Oddly pretty much the same as the old New Orleans.
Seven vacant floors in the 1250 Poydras St. office tower will be converted into a 194-room Hyatt House hotel, a project that will consume the largest contiguous premium office space available for lease in the city, brokers on the deal announced Friday (Oct. 10).

The 11th through 17th floors in the middle of the 24-story tower will be converted to a hotel operated by Select Hotels Group LLC, a Hyatt affiliate, according to a news release from Robert Hand, president of Louisiana Commercial Realty, and Maria McLellan, Gulf States Real Estate Services LLC associate broker.
The knock on "old" pre-Katrina New Orleans, for those of you old enough to remember that far back, was that there wasn't anything going on downtown except for just hotels, just hotels, and more on the way.   And this was bad because hotels were dead end employment for most people and so most of us were kind of living month to month and the city couldn't afford things like schools and roads and services and such.

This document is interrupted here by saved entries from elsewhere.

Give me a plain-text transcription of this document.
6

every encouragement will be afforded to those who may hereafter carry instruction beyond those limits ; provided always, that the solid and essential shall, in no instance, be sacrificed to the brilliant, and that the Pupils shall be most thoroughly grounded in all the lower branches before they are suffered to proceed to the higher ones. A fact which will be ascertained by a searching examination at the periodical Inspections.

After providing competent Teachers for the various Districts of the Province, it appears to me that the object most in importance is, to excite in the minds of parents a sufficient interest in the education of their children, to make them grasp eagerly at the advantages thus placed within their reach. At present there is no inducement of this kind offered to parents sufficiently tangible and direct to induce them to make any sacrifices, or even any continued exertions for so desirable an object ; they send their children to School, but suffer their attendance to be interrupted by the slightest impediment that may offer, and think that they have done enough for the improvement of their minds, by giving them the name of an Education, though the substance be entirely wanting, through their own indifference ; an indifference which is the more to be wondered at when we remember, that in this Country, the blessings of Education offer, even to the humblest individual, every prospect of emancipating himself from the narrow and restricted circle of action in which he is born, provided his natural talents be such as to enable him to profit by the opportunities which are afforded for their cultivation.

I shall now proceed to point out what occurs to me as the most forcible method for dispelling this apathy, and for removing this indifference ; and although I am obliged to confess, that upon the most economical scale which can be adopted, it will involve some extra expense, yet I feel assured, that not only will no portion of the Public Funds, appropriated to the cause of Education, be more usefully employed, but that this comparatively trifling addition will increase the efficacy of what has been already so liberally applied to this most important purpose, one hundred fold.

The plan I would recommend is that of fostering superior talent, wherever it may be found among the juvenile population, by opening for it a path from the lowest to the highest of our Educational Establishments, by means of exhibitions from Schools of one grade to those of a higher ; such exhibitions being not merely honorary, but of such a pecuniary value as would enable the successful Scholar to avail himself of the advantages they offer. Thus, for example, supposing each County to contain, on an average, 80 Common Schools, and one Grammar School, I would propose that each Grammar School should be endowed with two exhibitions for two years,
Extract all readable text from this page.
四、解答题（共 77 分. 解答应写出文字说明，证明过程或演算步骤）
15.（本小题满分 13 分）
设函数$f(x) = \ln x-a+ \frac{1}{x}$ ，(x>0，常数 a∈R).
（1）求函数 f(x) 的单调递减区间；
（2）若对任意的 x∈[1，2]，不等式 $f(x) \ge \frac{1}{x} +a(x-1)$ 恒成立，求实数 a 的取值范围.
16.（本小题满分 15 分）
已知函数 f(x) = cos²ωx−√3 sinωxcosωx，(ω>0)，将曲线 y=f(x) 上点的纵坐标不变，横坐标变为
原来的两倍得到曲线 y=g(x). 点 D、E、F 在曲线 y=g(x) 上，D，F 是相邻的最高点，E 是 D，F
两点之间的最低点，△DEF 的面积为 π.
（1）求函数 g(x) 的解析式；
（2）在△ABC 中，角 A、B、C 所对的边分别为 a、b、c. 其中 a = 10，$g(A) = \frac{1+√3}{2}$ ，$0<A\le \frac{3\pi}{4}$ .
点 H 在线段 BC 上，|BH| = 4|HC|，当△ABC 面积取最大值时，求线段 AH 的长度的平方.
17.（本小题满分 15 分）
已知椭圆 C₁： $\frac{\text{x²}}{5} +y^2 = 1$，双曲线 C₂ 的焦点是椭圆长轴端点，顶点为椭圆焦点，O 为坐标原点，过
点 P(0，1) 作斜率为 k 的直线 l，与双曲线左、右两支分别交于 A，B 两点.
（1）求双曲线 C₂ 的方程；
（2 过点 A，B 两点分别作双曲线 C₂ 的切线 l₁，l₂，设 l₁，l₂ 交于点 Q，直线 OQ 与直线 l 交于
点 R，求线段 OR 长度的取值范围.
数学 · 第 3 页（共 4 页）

Now we live in the "new" New Orleans which is supposedly better.  Although I can't see why, exactly.  As you can see above, they're still turning everything downtown into hotels.  They're also turning all the houses into hotels so I guess that helps solve some of that problem of people living month to month. Who can afford to?  Are schools and roads and services any better? That depends on who you ask.

My working theory as to why no one notices the "old" and "new" cities are pretty much the same is that no one actually lives here at all anymore. We were all evacuated without our knowledge.. probably during Isaac while the power was still out.